Goldmark v. McKenna
172 Wash. 2d 568
Wash.2011Background
- PUD No. 1 sought to condemn easement for a power line over state and private lands; land included state common and normal school lands under Goldmark's administration.
- Commissioner conceded public use and necessity but challenged PUD's authority to condemn the lands.
- Superior Court granted summary judgment for PUD; found PUD had condemnation authority; commissioner sought appeal, but AG refused to file or appoint SAAG.
- AG provided trial court representation but declined appellate representation; matter ripe for mandamus to compel appeal.
- Petitioner seeks writ of mandamus; underlying case stayed pending decision.
Issues
| Issue | Plaintiff's Argument | Defendant's Argument | Held |
|---|---|---|---|
| Whether AG has a mandatory duty to represent the commissioner on appeal | Goldmark: statutes require AG to represent the commissioner upon request. | McKenna: AG may have discretion in litigation decisions; no nondiscretionary duty to appeal. | Writ granted; AG must provide representation; no discretion to refuse. |
| Whether RCW 43.12.075 and related statutes create a nondiscretionary duty to pursue an appeal | Statutes direct representation in any court; covers appellate stage as part of proceeding. | Statutory language does not strip discretion in litigation strategy or whether to appeal. | Statutes create mandatory duty to represent throughout proceedings, including appeal. |
| Whether AG can refuse to represent when constitutional or ethical considerations apply | Public interest requires representation; refusal undermines statutory duty. | AG has ethical discretion within representation; may withhold if arguments are frivolous or conflict. | No, no authority to refuse under these statutes; mandatory duty to represent. |
| Whether mandamus can compel the AG to file an appeal when action is discretionary in other contexts | Mandamus appropriate to compel nondiscretionary duty; AG should file. | Mandamus improperly extends control over discretionary litigation decisions. | Mandamus appropriate because duty is mandatory and nondiscretionary here. |
Key Cases Cited
- Rosbach v. Pratt, 68 Wash. 157 (1912) (authority to commence actions rests with commission and AG, not mandamus.)
- Berge v. Gorton, 88 Wash.2d 756 (1977) (discretion in initiating actions; 'shall' imposes duty to exercise discretion.)
- Boe v. Gorton, 88 Wash.2d 773 (1977) (reinforces discretion in attorney general's actions.)
- Young Americans for Freedom v. Gorton, 91 Wash.2d 204 (1978) (AG may exercise broad discretion in duties.)
- Blue Sky Advocates v.
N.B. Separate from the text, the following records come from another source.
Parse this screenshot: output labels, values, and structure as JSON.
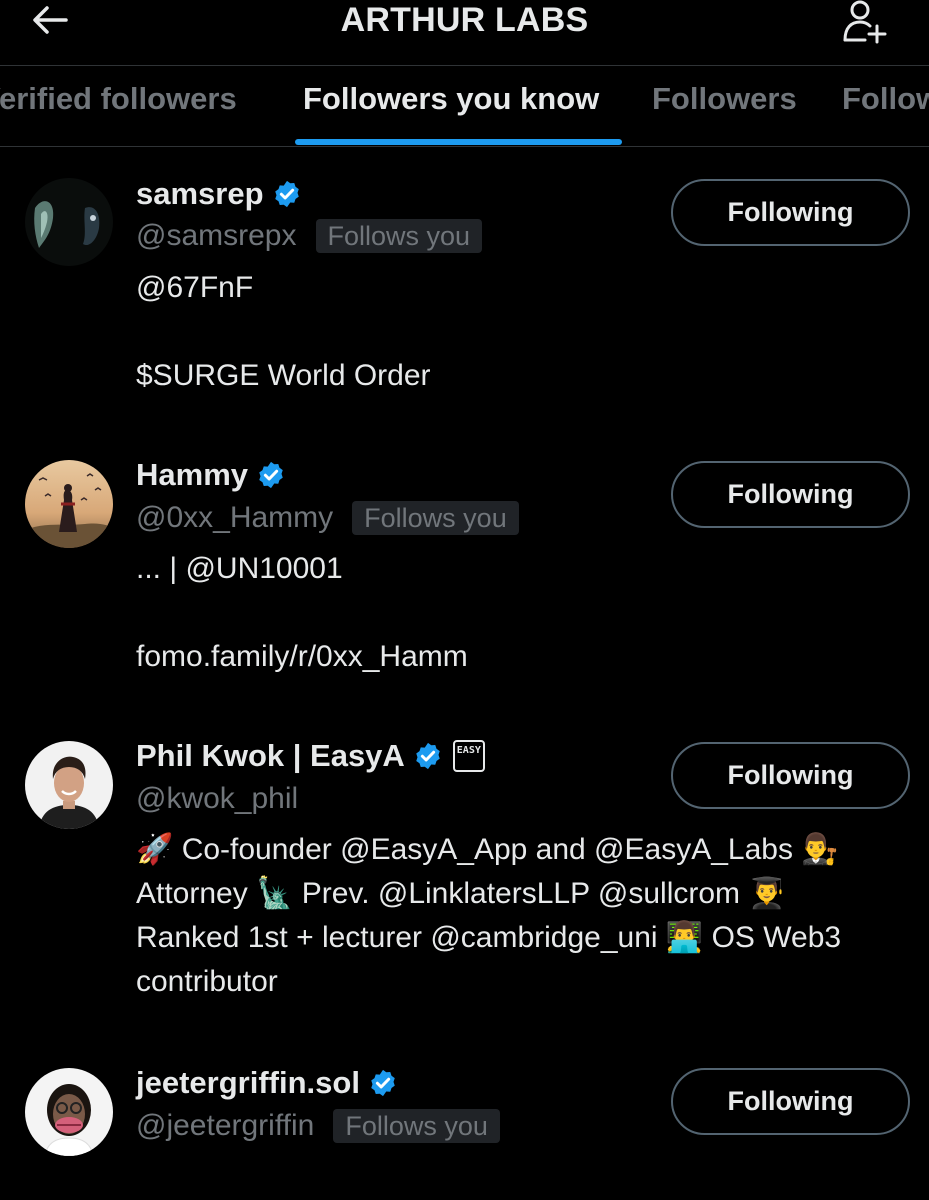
{
  "header": {
    "title": "ARTHUR LABS",
    "back_icon": "arrow-left-icon",
    "add_user_icon": "person-add-icon"
  },
  "tabs": [
    {
      "label": "Verified followers",
      "visible_text": "Verified followers"
    },
    {
      "label": "Followers you know",
      "active": true
    },
    {
      "label": "Followers"
    },
    {
      "label": "Following",
      "visible_text": "Follow"
    }
  ],
  "colors": {
    "accent": "#1d9bf0",
    "background": "#000000",
    "muted_text": "#71767b",
    "primary_text": "#e7e9ea"
  },
  "users": [
    {
      "name": "samsrep",
      "handle": "@samsrepx",
      "follows_you": "Follows you",
      "bio": "@67FnF\n\n$SURGE World Order",
      "button": "Following",
      "verified": true
    },
    {
      "name": "Hammy",
      "handle": "@0xx_Hammy",
      "follows_you": "Follows you",
      "bio": "... | @UN10001\n\nfomo.family/r/0xx_Hamm",
      "button": "Following",
      "verified": true
    },
    {
      "name": "Phil Kwok | EasyA",
      "handle": "@kwok_phil",
      "badge_text": "EASY",
      "bio": "🚀 Co-founder @EasyA_App and @EasyA_Labs 👨‍⚖️\nAttorney 🗽 Prev. @LinklatersLLP @sullcrom 👨‍🎓\nRanked 1st + lecturer @cambridge_uni 👨‍💻 OS Web3\ncontributor",
      "button": "Following",
      "verified": true
    },
    {
      "name": "jeetergriffin.sol",
      "handle": "@jeetergriffin",
      "follows_you": "Follows you",
      "button": "Following",
      "verified": true
    }
  ]
}
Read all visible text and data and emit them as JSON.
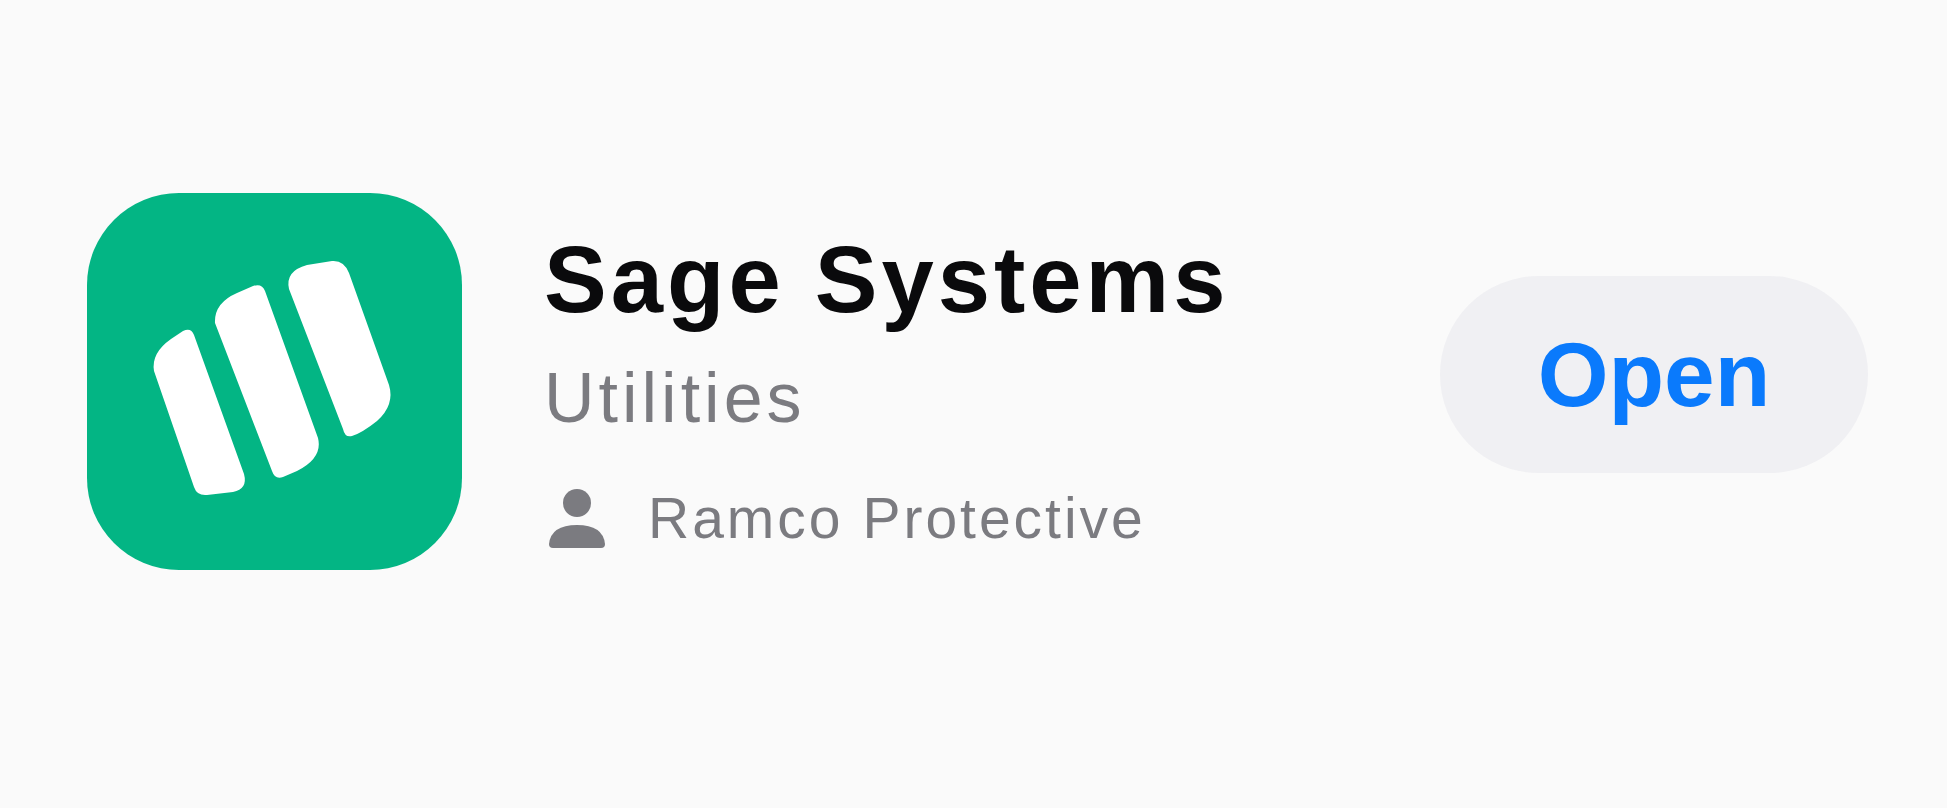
{
  "app": {
    "name": "Sage Systems",
    "category": "Utilities",
    "developer": "Ramco Protective"
  },
  "action_button": {
    "label": "Open"
  }
}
State, 107 Wash.2d 112 (1986) (discretion in representation; abuse of discretion review.)
- Seattle Gas & Electric Co. v. City of Seattle, 28 Wash. 488 (1902) (officer powers are delegated; not common law power for AG.)
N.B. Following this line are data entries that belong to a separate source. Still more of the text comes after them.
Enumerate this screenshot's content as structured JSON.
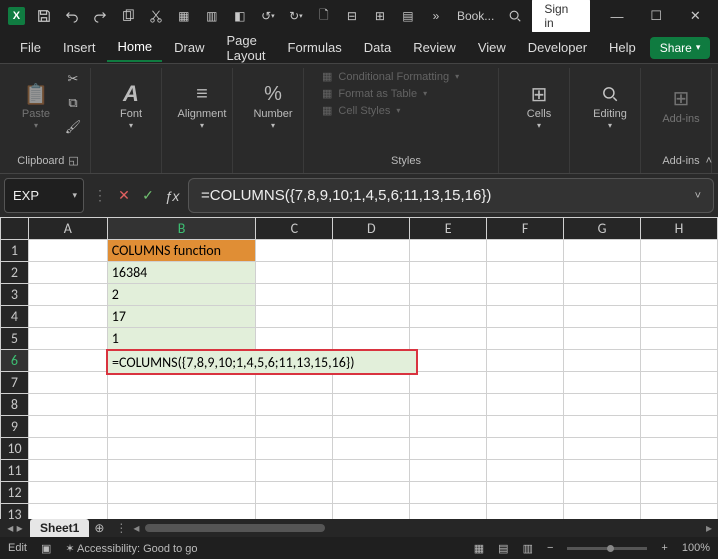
{
  "titlebar": {
    "app_letter": "X",
    "doc_title": "Book...",
    "signin": "Sign in"
  },
  "menu": {
    "tabs": [
      "File",
      "Insert",
      "Home",
      "Draw",
      "Page Layout",
      "Formulas",
      "Data",
      "Review",
      "View",
      "Developer",
      "Help"
    ],
    "active_index": 2,
    "share": "Share"
  },
  "ribbon": {
    "clipboard": {
      "label": "Clipboard",
      "paste": "Paste"
    },
    "font": {
      "label": "Font",
      "btn": "Font"
    },
    "alignment": {
      "label": "",
      "btn": "Alignment"
    },
    "number": {
      "label": "",
      "btn": "Number"
    },
    "styles": {
      "label": "Styles",
      "items": [
        "Conditional Formatting",
        "Format as Table",
        "Cell Styles"
      ]
    },
    "cells": {
      "btn": "Cells"
    },
    "editing": {
      "btn": "Editing"
    },
    "addins": {
      "label": "Add-ins",
      "btn": "Add-ins"
    }
  },
  "formula_row": {
    "namebox": "EXP",
    "formula": "=COLUMNS({7,8,9,10;1,4,5,6;11,13,15,16})"
  },
  "grid": {
    "col_headers": [
      "A",
      "B",
      "C",
      "D",
      "E",
      "F",
      "G",
      "H"
    ],
    "row_headers": [
      "1",
      "2",
      "3",
      "4",
      "5",
      "6",
      "7",
      "8",
      "9",
      "10",
      "11",
      "12",
      "13"
    ],
    "b1": "COLUMNS function",
    "b2": "16384",
    "b3": "2",
    "b4": "17",
    "b5": "1",
    "b6_edit": "=COLUMNS({7,8,9,10;1,4,5,6;11,13,15,16})"
  },
  "sheets": {
    "tab1": "Sheet1"
  },
  "statusbar": {
    "mode": "Edit",
    "accessibility": "Accessibility: Good to go",
    "zoom": "100%"
  }
}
- State ex rel. Reiter v. Wallgren, 28 Wash.2d 872 (1947) (attorney general duties and public interest; checks and balances.)
- City of Seattle v. McKenna, 259 P.3d 1087 (2011) ( AG authority broad; case cited as contemporaneous companion recognizing discretion.)
- Young Americans for Freedom v. Gorton, 91 Wash.2d 204 (1978) (attorney general authority to file amicus; breadth of duties.)